CAPE GIRARDEAU, Mo. (KTVI) – A video circulating on social media shows a road in Missouri buckling under this weekend’s intense heat, causing a car to briefly go airborne.
The video, taken on Sunday by Albert Blackwell, shows several cars passing over what first appears to be a small bump on the road in the city of Cape Girardeau. Later in the video, the bump has visibly grown. Then, as one car passes on the other side, the road suddenly shifts and buckles just a split second before another car reaches it, sending the vehicle into the air.

“[T]he road exploded and rose over 18 inches,” Blackwell said, in part, in a statement obtained by Storyful.
Roads can crack, buckle, or warp in extreme heat, according to the Missouri Department of Transportation. MoDOT told Nexstar’s KTVI in a former report that this happens when moisture seeps into a crack in the roadway, forcing the crack to grow and expand.
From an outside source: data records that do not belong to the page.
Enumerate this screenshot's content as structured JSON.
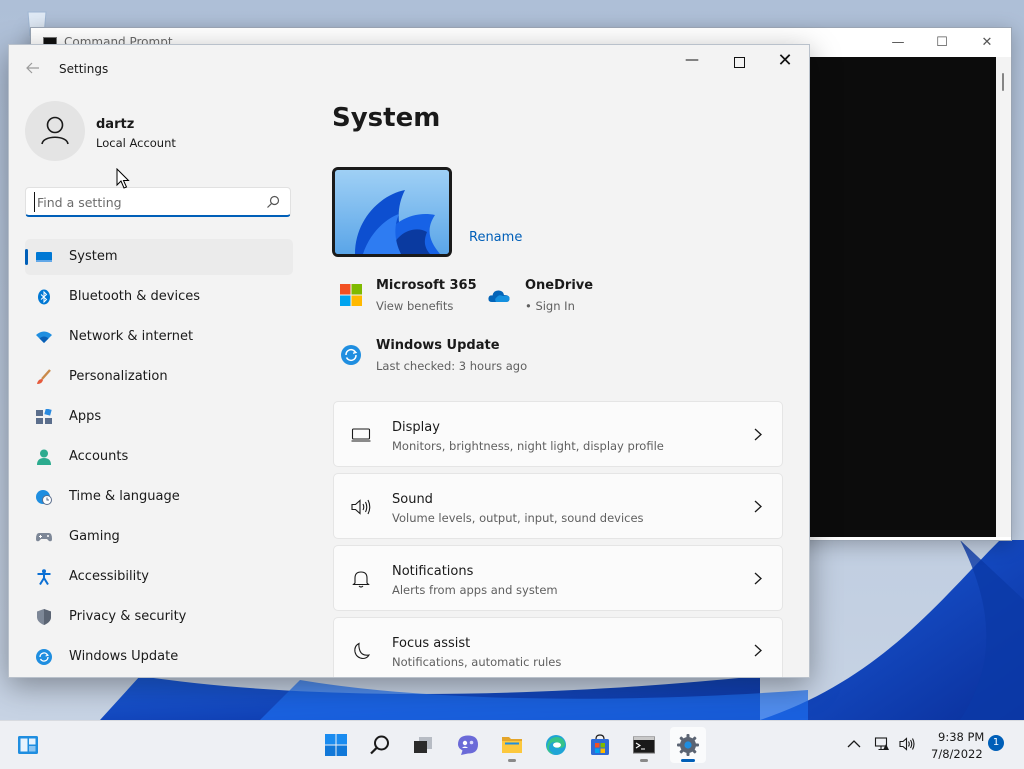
{
  "colors": {
    "accent": "#005fb8",
    "window_bg": "#f3f3f3",
    "card_bg": "#fbfbfb",
    "console_bg": "#0c0c0c"
  },
  "cmd_window": {
    "title": "Command Prompt",
    "controls": {
      "minimize": "—",
      "maximize": "☐",
      "close": "✕"
    }
  },
  "settings": {
    "app_title": "Settings",
    "back_icon": "back-arrow-icon",
    "window_controls": {
      "minimize": "—",
      "close": "✕"
    },
    "user": {
      "name": "dartz",
      "account_type": "Local Account"
    },
    "search": {
      "placeholder": "Find a setting",
      "value": ""
    },
    "nav": [
      {
        "label": "System",
        "icon": "monitor-icon",
        "selected": true
      },
      {
        "label": "Bluetooth & devices",
        "icon": "bluetooth-icon"
      },
      {
        "label": "Network & internet",
        "icon": "wifi-icon"
      },
      {
        "label": "Personalization",
        "icon": "brush-icon"
      },
      {
        "label": "Apps",
        "icon": "apps-icon"
      },
      {
        "label": "Accounts",
        "icon": "person-icon"
      },
      {
        "label": "Time & language",
        "icon": "globe-clock-icon"
      },
      {
        "label": "Gaming",
        "icon": "controller-icon"
      },
      {
        "label": "Accessibility",
        "icon": "accessibility-icon"
      },
      {
        "label": "Privacy & security",
        "icon": "shield-icon"
      },
      {
        "label": "Windows Update",
        "icon": "update-icon"
      }
    ],
    "page": {
      "title": "System",
      "rename_label": "Rename",
      "tiles": [
        {
          "title": "Microsoft 365",
          "subtitle": "View benefits",
          "icon": "microsoft-logo-icon"
        },
        {
          "title": "OneDrive",
          "subtitle": "• Sign In",
          "icon": "cloud-icon"
        },
        {
          "title": "Windows Update",
          "subtitle": "Last checked: 3 hours ago",
          "icon": "update-icon"
        }
      ],
      "cards": [
        {
          "title": "Display",
          "subtitle": "Monitors, brightness, night light, display profile",
          "icon": "display-icon"
        },
        {
          "title": "Sound",
          "subtitle": "Volume levels, output, input, sound devices",
          "icon": "speaker-icon"
        },
        {
          "title": "Notifications",
          "subtitle": "Alerts from apps and system",
          "icon": "bell-icon"
        },
        {
          "title": "Focus assist",
          "subtitle": "Notifications, automatic rules",
          "icon": "moon-icon"
        }
      ]
    }
  },
  "taskbar": {
    "apps": [
      {
        "name": "start",
        "icon": "windows-logo-icon"
      },
      {
        "name": "search",
        "icon": "search-icon"
      },
      {
        "name": "task-view",
        "icon": "task-view-icon"
      },
      {
        "name": "chat",
        "icon": "chat-icon"
      },
      {
        "name": "file-explorer",
        "icon": "folder-icon"
      },
      {
        "name": "edge",
        "icon": "edge-icon"
      },
      {
        "name": "store",
        "icon": "store-icon"
      },
      {
        "name": "terminal",
        "icon": "terminal-icon"
      },
      {
        "name": "settings",
        "icon": "gear-icon",
        "active": true
      }
    ],
    "clock": {
      "time": "9:38 PM",
      "date": "7/8/2022"
    },
    "notification_count": "1"
  }
}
The pavement gets to be weaker from the crack, and the heat then causes the road to buckle and warp.
MoDOT says it never truly knows when or where a pavement buckle may occur, but it’s more likely when it’s hot outside.
Much of the country was sweltering under intense heat on Sunday, with temperatures of 90 degrees F or higher estimated to affect roughly 245 million Americans as the heat wave continued into Monday. Almost 10% of the country will feel blistering 100-degree heat on Tuesday, a meteorologist who spoke with the Associated Press predicted.
The Associated Press contributed to this report.